Seeing a man who once dunked on the entire NBA realize that he actually needed more homework is subtly amazing.
Shaquille O’Neal received his fifth degree overall on May 16, 2026, when he crossed a stage at Louisiana State University to accept a Master of Liberal Arts degree. His name, “Shaquille ‘I Hate Charles Barkley’ O’Neal,” was called by the announcer, and the crowd seemed to enjoy every moment of it. That is very Shaq. The man manages to make a moment into theater even while wearing a cap and gown. Beneath the joke, however, is something that merits more serious consideration than it typically receives.
The story of Shaquille O’Neal’s education begins with a pledge. He promised his mother he would return to complete his degree when he left LSU after three seasons in 1992 to enter the NBA Draft, where the Orlando Magic selected him first overall. Young athletes say things like that, but they don’t often do them. In reality, Shaq did it. He quietly returned to Baton Rouge in 2000 to finish his Bachelor of General Studies while he was still the most dominant basketball player. In the same year, LSU retired his No. 33 jersey. The degree part may have gone unnoticed by most people.

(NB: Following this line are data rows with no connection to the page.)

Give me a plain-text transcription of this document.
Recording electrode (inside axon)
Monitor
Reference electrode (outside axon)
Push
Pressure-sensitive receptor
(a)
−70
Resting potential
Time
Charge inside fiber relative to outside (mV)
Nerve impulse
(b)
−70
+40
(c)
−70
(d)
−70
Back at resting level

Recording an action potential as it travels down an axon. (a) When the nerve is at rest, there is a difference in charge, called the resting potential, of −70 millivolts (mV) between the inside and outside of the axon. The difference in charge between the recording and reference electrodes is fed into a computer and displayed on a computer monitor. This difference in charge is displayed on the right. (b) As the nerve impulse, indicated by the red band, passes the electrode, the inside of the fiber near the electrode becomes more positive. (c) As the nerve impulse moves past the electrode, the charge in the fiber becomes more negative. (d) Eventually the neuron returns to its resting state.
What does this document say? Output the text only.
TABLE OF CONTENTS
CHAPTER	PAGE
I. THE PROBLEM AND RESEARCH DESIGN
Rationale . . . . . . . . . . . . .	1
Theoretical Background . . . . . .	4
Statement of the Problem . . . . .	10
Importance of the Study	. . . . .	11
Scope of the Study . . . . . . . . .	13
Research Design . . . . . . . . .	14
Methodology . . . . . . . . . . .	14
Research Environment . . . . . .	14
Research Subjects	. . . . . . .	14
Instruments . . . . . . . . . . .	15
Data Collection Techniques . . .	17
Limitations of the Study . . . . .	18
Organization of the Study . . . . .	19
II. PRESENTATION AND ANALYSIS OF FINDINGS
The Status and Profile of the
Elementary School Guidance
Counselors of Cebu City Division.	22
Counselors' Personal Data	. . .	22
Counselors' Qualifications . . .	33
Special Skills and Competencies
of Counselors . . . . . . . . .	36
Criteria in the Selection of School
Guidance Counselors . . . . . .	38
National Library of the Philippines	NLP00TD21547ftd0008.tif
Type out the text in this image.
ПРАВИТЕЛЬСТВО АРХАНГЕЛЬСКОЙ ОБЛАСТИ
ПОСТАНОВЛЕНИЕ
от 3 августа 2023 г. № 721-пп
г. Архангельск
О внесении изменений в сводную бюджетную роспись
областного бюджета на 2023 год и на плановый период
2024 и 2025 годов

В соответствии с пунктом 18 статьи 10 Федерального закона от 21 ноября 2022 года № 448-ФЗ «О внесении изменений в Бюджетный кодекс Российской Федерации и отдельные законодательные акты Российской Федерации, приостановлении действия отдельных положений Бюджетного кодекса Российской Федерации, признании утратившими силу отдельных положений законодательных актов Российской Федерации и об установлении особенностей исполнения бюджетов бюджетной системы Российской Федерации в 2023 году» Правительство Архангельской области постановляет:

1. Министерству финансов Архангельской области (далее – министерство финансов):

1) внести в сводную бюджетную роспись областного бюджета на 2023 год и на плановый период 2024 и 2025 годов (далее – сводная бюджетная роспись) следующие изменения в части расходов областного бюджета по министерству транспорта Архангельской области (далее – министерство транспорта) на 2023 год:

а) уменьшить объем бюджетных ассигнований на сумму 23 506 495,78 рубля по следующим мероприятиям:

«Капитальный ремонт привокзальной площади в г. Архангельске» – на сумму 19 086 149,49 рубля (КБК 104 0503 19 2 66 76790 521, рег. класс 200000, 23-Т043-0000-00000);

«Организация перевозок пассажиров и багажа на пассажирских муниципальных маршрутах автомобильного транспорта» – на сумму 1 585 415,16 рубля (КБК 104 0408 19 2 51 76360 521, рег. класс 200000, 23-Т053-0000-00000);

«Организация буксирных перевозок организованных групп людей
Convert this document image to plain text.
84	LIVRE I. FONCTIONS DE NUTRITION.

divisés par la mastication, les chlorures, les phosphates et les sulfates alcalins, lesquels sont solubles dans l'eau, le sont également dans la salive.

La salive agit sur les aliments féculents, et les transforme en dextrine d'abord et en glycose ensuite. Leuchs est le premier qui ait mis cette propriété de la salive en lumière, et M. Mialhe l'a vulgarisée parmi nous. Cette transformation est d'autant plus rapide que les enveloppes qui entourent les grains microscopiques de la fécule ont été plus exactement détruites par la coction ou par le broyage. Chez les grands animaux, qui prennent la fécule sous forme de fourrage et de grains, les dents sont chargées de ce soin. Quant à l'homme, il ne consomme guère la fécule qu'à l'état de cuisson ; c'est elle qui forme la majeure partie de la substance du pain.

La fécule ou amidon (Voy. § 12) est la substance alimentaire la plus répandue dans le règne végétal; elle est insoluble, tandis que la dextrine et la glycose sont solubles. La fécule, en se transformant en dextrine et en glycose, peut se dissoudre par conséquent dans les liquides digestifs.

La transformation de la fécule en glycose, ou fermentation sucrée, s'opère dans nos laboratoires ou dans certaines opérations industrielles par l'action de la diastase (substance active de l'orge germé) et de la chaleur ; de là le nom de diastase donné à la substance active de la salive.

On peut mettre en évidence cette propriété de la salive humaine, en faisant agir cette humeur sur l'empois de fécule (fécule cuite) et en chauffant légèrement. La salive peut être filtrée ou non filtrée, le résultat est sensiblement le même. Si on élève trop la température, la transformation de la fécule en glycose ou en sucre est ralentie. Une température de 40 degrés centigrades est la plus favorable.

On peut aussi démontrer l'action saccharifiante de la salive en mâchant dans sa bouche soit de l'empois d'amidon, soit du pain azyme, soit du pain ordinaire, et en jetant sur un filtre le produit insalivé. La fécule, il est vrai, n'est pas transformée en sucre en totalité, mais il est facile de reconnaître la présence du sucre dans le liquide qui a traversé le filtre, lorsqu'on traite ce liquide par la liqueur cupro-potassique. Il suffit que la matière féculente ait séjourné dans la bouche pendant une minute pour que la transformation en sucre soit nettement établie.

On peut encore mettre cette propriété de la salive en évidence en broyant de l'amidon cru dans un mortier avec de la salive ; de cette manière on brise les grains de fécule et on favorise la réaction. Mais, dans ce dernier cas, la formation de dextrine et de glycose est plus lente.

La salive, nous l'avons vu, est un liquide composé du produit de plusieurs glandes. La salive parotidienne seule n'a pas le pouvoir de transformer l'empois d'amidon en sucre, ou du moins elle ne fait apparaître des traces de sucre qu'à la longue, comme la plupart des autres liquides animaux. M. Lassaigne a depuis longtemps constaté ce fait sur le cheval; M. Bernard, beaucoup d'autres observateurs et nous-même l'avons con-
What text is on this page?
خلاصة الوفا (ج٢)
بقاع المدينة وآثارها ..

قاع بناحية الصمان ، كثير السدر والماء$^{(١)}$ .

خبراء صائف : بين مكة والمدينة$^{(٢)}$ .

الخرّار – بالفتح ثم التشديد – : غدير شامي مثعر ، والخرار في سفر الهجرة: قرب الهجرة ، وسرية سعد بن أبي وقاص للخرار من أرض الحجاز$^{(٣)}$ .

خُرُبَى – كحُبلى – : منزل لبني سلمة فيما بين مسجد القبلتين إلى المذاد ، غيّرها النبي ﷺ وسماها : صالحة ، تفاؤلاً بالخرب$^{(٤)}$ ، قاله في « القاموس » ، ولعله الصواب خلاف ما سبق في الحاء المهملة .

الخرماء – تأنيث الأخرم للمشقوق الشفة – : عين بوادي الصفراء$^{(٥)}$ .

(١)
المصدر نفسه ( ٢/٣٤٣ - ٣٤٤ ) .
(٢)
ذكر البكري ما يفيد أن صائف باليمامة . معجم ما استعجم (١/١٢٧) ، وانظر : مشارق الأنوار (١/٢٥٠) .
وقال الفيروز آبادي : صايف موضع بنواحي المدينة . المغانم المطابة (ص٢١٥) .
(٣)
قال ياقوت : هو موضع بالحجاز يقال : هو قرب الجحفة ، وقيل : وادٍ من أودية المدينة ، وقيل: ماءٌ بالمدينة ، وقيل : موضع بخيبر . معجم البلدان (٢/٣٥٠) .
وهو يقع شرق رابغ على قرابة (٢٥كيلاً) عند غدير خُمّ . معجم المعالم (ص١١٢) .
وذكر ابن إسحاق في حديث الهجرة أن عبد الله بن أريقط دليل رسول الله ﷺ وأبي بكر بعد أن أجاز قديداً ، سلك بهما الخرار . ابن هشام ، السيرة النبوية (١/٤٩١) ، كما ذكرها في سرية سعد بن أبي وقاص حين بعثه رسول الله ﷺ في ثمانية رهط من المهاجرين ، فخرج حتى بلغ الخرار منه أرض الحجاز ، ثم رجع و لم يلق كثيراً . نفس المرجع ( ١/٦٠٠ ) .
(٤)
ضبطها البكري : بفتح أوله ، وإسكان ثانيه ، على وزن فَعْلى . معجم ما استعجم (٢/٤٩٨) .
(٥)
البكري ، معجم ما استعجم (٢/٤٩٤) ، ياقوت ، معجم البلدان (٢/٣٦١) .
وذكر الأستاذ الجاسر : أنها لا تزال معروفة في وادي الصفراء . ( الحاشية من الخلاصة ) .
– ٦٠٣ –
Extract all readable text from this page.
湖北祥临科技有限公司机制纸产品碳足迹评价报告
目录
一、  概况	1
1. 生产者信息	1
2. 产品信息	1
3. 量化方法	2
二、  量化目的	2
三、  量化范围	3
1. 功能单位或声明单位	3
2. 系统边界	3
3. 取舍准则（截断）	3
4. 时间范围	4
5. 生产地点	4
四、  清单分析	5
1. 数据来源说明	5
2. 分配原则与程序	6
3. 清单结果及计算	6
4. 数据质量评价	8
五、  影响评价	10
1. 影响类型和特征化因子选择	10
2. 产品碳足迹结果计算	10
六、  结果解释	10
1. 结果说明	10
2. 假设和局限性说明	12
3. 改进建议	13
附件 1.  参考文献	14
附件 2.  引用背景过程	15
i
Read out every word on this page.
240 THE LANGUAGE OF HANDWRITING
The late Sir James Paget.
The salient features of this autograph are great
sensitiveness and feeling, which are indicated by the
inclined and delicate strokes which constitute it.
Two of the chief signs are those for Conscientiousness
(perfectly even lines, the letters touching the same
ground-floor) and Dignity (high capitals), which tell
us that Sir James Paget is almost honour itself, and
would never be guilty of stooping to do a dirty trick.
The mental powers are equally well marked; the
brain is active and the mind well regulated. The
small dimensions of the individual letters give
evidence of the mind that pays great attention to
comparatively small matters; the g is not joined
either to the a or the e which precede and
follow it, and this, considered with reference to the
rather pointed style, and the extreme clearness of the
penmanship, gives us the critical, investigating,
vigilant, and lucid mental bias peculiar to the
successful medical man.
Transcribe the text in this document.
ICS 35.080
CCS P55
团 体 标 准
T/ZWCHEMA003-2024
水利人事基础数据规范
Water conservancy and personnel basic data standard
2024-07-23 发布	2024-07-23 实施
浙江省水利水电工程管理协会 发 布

He didn’t end there. He graduated from the University of Phoenix with an MBA in 2005. Subsequently, Barry University in Florida offered a PhD program in Organizational Learning and Leadership, which could be the most fascinating chapter. He worked for four years, primarily through video conferences and online classes, earning 54 credit hours while playing in the NBA before retiring. His doctoral capstone project examined the use of humor as a leadership tool by CEOs and senior executives. That is not a pointless academic subject that has been made to seem significant. That’s a valid organizational psychology question, and Shaq had witnessed similar situations in boardrooms, locker rooms, and TV studios for twenty years.

At the Barry University commencement ceremony in May 2012, he knelt so the program chair could cover his seven-foot-one stature with the doctoral hood. His GPA at graduation was 3.813. The picture of a four-time NBA champion bowing down to accept an academic honor speaks volumes about how seriously he took it.
His master’s thesis in Liberal Arts, the most recent degree offered by LSU, examined mentoring via the prism of Homer’s Odyssey. The complete title: “Interdisciplinary Approach to Mentorship through the lens of the epic poem ‘The Odyssey.'” According to O’Neal, he chose this specific program because he saw a gap in the field of sports psychology, namely the lack of former elite athletes who have also completed the academic work necessary to mentor younger players through the psychological and professional demands of elite competition. It’s difficult to ignore the fact that this isn’t about credentials for their own sake. What he’s constructing makes sense.
As his business career grew, O’Neal has been quite forthright about why education was important to him. He desired to be seated across from executives, investors, and corporate attorneys without feeling as though he required a translator. He’s made his point five degrees later. He appears to have realized earlier than most athletes that the business empire, which included fast food chains, tech investments, real estate, and media, required a different kind of intelligence than basketball ever did.
This is a more comprehensive narrative that is worth considering. During their playing years, professional athletes, especially those in basketball and football, are frequently discouraged—implicitly and occasionally explicitly—from pursuing academic goals. It is not always rewarded by the culture in which they live. That’s a mistake, according to Shaq’s arc, and not just for the obvious reasons. The abilities required to finish graduate-level work, such as sitting with complicated concepts, writing meticulously, and defending an argument, are similar to those needed to create something that endures after the game is over.
It is genuinely unclear if this is his final degree. It most likely isn’t, based on the pattern.